In this work, for the first time to our knowledge, Raman spectroscopy was demonstrated not only as an accurate method for the isotope analysis of human breath, but was also specified as a Helicobacter pylori diagnosing instrument in comparison with an IgG diagnostic.

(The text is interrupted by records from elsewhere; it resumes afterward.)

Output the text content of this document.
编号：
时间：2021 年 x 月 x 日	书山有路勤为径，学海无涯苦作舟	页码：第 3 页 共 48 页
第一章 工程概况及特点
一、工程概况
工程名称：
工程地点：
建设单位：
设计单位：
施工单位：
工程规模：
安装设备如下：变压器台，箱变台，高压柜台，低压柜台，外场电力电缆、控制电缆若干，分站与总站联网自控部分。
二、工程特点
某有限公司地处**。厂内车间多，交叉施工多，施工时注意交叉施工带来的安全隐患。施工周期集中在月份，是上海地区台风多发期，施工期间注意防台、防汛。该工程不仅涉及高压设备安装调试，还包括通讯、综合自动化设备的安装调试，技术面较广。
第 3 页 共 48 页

The ¹³CO₂ volume fraction error had the greatest effect on the obtained results. The measurement uncertainty has included the device measurement error. To reduce this influence, a new quantification method and a pressure-dependent correction factor have been proposed. The method for estimating the amount of a specific component in a sample, based on the area under the Raman spectrum calculation and presented in this work, made it possible to reduce the measurement uncertainty by a factor of three. The evaluation of the spectral broadening influence on the results obtained provided a 40% reduction in the measurement uncertainty due to the introduction of a correction coefficient into the calculation. Using all the methods described above, the device error was up to 5%, resulting in the δ¹³C measurement uncertainty becoming 6%. All results are in good agreement with the results obtained in other works.

The influence of the methodology for making measurements and obtaining samples, as well as the method of calculation, affects the results obtained. Further research is required with more attention to the UBT procedure to assess accuracy and specificity compared to other methods.